Do they even make music videos anymore?
Take, for example, Falling to Pieces by Faith No More. Whoever conceptualized this masterpiece should be in the music video hall of fame or institutionalized. Either way, it rescued the band from one-hit-wonder status.
It also provides a nice segue into today’s post about piece rates and the Fair Labor Standards Act, about which the U.S. Department of Labor opined recently in, you guessed it, an opinion letter.
FLSA2020-17 addresses whether employers may calculate the regular rate of pay of an employee whom it pays on a piece-rate basis by dividing total earnings by the number of productive and nonproductive hours worked during the workweek without a specific agreement with the employee to use such calculation.
Truly fascinating — zzzzzzzzzzzzzzzzzzzzzzzzz — stuff.
(You may want to blast Living Colour’s Cult of Personality — another five-star music video — to stay awake through this one.)
Ok, let’s see if I can keep this brief and punchy with a few bullet points:
- The FLSA mandates overtime of at least one-and-a-half of a non-exempt employee’s regular pay rate when s/he works more than 40 hours in a workweek.
- You calculate the regular pay rate by dividing all pay for employment by the number of hours worked.
- The same rules apply for employees that you pay per piece — take the total piece earnings (plus nonexcludable supplemental pay) and divide by the total number of hours worked, including productive time and waiting time.
- The FLSA also requires that employers pay employees for non-productive working hours.

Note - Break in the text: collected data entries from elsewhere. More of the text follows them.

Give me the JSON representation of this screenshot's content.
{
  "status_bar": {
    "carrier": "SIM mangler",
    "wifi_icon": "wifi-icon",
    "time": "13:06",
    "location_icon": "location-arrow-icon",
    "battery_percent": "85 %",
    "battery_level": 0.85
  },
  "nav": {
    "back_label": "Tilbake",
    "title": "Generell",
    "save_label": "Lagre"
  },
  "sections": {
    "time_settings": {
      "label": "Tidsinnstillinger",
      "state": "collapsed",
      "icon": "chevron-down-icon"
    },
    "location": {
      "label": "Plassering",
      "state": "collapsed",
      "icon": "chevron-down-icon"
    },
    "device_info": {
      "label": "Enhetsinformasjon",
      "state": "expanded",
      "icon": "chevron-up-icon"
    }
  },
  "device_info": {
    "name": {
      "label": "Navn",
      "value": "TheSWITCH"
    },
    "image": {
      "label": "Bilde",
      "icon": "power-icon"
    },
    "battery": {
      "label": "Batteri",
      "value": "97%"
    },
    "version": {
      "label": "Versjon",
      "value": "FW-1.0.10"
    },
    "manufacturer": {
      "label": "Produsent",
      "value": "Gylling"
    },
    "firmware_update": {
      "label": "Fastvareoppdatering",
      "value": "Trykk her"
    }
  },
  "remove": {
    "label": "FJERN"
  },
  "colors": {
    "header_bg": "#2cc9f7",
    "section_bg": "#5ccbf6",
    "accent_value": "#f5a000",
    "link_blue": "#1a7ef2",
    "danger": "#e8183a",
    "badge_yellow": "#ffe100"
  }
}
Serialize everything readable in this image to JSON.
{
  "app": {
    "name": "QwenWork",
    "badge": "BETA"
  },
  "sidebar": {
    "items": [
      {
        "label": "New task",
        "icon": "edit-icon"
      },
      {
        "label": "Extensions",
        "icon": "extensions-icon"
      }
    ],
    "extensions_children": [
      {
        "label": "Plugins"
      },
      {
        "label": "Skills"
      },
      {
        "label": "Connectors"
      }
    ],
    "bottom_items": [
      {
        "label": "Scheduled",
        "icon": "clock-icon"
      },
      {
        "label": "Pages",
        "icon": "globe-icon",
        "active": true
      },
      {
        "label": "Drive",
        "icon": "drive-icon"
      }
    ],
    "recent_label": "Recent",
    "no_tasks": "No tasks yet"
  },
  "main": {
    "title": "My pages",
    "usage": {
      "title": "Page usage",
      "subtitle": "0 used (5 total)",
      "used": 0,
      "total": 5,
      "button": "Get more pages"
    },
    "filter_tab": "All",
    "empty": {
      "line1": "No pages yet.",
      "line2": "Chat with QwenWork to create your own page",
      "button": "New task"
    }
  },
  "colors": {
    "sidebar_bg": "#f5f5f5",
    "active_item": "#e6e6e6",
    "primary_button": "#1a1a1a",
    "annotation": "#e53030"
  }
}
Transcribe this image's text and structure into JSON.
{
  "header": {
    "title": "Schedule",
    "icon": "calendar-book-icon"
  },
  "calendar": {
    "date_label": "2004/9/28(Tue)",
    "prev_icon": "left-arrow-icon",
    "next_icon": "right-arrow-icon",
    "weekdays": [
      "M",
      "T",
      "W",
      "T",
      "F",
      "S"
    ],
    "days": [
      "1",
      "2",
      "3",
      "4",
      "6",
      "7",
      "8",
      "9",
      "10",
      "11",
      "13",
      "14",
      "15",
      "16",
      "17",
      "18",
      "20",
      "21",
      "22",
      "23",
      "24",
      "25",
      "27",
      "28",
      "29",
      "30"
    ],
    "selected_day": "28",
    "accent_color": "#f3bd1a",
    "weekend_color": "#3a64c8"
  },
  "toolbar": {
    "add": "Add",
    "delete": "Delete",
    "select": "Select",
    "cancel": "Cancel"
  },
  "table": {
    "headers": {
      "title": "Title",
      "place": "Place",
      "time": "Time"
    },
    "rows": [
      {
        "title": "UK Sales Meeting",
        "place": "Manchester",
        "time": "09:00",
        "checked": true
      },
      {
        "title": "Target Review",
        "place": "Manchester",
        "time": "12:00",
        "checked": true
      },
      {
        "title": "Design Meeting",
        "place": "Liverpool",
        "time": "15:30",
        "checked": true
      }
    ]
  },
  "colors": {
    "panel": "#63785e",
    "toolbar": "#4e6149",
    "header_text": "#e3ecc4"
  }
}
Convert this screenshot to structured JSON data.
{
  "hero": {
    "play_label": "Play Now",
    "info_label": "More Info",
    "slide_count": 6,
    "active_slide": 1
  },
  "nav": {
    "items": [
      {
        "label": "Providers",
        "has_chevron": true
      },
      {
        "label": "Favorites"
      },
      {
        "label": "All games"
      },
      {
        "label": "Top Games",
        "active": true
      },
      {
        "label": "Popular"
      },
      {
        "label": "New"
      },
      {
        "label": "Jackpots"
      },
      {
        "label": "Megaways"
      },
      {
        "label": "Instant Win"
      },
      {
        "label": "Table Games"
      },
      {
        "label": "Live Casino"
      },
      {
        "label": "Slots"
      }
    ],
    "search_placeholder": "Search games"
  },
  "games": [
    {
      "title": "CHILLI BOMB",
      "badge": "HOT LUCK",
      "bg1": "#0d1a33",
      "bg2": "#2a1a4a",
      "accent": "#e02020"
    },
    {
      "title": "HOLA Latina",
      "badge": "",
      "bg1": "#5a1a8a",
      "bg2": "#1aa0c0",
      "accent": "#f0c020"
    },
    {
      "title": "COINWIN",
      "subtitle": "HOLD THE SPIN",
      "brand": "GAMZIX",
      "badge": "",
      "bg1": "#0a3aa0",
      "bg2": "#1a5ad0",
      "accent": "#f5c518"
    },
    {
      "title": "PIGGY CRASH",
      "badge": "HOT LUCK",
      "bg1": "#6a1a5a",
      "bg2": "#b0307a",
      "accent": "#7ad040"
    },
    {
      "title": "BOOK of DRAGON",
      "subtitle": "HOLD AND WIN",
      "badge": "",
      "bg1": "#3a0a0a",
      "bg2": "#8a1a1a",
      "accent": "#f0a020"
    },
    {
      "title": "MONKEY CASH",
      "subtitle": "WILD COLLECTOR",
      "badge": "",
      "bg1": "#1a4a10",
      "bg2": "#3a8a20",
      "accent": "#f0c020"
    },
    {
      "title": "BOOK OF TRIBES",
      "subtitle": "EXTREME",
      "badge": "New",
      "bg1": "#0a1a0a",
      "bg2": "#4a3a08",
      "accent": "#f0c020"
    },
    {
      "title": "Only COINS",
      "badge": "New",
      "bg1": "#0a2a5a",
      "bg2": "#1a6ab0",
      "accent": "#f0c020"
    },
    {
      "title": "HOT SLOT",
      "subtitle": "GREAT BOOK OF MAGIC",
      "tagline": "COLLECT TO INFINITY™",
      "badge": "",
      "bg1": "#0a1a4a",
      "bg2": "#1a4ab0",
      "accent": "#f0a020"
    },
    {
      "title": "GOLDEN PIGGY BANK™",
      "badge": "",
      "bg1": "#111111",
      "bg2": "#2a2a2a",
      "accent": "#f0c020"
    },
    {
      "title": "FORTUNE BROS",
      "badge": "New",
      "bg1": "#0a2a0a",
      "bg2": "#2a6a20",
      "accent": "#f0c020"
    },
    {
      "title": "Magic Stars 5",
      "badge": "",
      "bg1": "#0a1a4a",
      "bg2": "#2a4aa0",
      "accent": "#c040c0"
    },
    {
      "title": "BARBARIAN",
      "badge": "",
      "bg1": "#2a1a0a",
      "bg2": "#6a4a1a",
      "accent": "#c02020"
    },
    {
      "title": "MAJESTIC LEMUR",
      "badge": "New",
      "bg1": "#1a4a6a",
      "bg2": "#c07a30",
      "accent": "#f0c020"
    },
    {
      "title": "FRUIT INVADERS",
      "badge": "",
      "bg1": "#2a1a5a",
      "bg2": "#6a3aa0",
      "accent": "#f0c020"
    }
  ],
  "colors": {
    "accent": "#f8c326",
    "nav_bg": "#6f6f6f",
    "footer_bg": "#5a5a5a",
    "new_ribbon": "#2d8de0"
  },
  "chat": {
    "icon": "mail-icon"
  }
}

- But, employers and employees can agree that the piece rate is meant to cover all hours worked, whether productive or not.
(Still with me?)
So, hypothetically, let’s say that you and your employees understand that piece-rate pay is intended to compensate employees for all hours worked, including non-productive hours. However, there is no document or writing that memorializes this. Rather, it’s just verbal — albeit without the employee understanding the precise mathematical methodology — and the parties’ act consistently with this verbal agreement.
Is that ok?
Yes, it is, says the DOL. “It is enough that the employer and employee mutually understand that piece-rate earnings are intended to compensate the employee for all hours worked. There is no need for an additional understanding regarding the precise method by which the pieceworker’s regular rate and overtime pay are calculated.”
Now, screw all that and don’t rely on a verbal understanding because you may find yourself paying someone like me to defend the company in a lawsuit to determine whether you and your employee had a meeting of the minds on piecework pay. Instead, document your pay practices and communicate them clearly in writing to your employees.
Ok, best music video of the 80s (that is not Hot For Teacher by Van Halen) — go!